Whilst the staff are all DBS Checked, and ‘trained to the highest quality’. I’ve found them to be a little hit and miss, some of them are wonderful. They engage well with the children, and are all smiles. Others, aren’t. J was feeling a little overwhelmed and wanted to do a job he enjoyed (paper recycling). We went upstairs to find a staff member in there, and she barked something about ‘Not being able to do it with just one child, and he’d have to do it later’. Amazingly, we did go back later, about 30 minutes, when the staff member had gone, and J was welcomed in and did the activity on his own! It’d be good if the staff were up there with ‘Disney’ style training – ALL the smiles, and happiness.
Food and Drink
There are a few places to grab something to eat and drink within KidZania. It’s easy to grab a quick coffee while your little one is ‘working’.As you’re on a strict 4 hour time slot, it’s probably best to avoid sitting down for a meal together. When your child’s time has expired you’ll have more time to enjoy the food places –
Fire House – “The Fire House serves Neapolitan pizzas made to order in a wood oven, flame grilled hot dogs and chicken burgers along with a variety of side dishes.”

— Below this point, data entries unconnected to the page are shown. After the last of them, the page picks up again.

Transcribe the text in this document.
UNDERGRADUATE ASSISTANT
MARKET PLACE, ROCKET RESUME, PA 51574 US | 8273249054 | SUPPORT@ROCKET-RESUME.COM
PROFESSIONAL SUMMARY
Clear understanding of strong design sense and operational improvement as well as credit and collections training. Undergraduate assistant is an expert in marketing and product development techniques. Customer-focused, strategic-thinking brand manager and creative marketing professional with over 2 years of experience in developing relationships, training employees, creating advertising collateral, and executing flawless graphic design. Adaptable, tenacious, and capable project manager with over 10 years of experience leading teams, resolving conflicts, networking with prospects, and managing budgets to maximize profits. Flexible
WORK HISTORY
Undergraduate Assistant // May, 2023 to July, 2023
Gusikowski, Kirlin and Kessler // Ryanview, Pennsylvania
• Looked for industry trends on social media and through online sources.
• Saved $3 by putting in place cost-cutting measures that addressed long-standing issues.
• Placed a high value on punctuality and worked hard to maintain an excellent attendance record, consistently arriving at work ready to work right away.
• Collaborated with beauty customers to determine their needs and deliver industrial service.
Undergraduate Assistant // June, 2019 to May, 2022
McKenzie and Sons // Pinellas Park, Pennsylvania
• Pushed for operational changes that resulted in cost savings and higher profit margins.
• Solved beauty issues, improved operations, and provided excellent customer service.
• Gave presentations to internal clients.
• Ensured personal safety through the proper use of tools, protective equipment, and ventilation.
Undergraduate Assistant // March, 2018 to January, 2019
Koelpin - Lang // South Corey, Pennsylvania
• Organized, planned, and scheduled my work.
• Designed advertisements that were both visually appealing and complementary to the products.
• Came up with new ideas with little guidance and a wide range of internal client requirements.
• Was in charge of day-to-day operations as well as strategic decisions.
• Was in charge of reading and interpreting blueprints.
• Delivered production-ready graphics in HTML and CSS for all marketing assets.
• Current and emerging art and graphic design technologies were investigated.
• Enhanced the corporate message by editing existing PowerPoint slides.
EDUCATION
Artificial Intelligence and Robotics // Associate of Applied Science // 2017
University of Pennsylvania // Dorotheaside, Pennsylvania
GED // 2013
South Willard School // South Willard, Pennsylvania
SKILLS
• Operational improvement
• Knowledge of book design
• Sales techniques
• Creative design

The Hut – “Grab a coffee and a snack for a little morning or afternoon boost. There’s plenty of space to sit down upstairs or take yourself away from the busy City for a while and relax in the Grown-Ups Garden Shed, our ‘adults only’ area”
Coffee Shop – “If you need a quick revival whilst your children enjoy another activity this is the perfect break spot. ”
Ice Cream Shop – “Running low on energy? Why not pick up something from our Ice Cream Shop”
Gourmet Burger Kitchen – Choose from one of their classics or something more adventurous layering the freshest ingredients with their unique homemade sauces.
We had lunch at the GBK after J had made his burger in the activity. It wasn’t overly busy, however it took nearly 15 minutes for me and Miss A to get our order. Had we ordered something overly complex? No. Just two portions of chips. Whilst the GBK chips are good, it shouldn’t take 15 minutes for someone to scoop them out.
Exit through the Gift Shop
When your 4 hours is up, your child will no longer be able to ‘check in’ to jobs and experiences, so you’ll have to leave. As you leave you can scan the wristband and see any ‘professional’ pictures taken around the City. These can be purchased at a fairly standard price, included is a digital download. Once you’ve looked at the pictures you go through ‘Immigration’. Here all the wristbands are removed and you’re free to exit – via the gift shop. There’s all many of KidZania branded stuff and dressing up outfits for the fun to continue at home.
There’s no denying, KidZania is a wonderful concept. It gives children the opportunity to do the jobs they’ve played out, and experience them ‘for real’. There is lots to see and do, and generally the infrastructure of KidZania is sound. However, it’s let down by hit and miss staff, and poor dining experiences. It has a real Disney feel to the world, and the idea, and it all looks brilliant. The experience in places leaves a lot to be desired. It would be nice to see the staff walking around to engage more with families, staff within the rooms to be that extra bit happier. KidZania is a vast, and overwhelming place and it needs the stuff to be as joyful as the concept.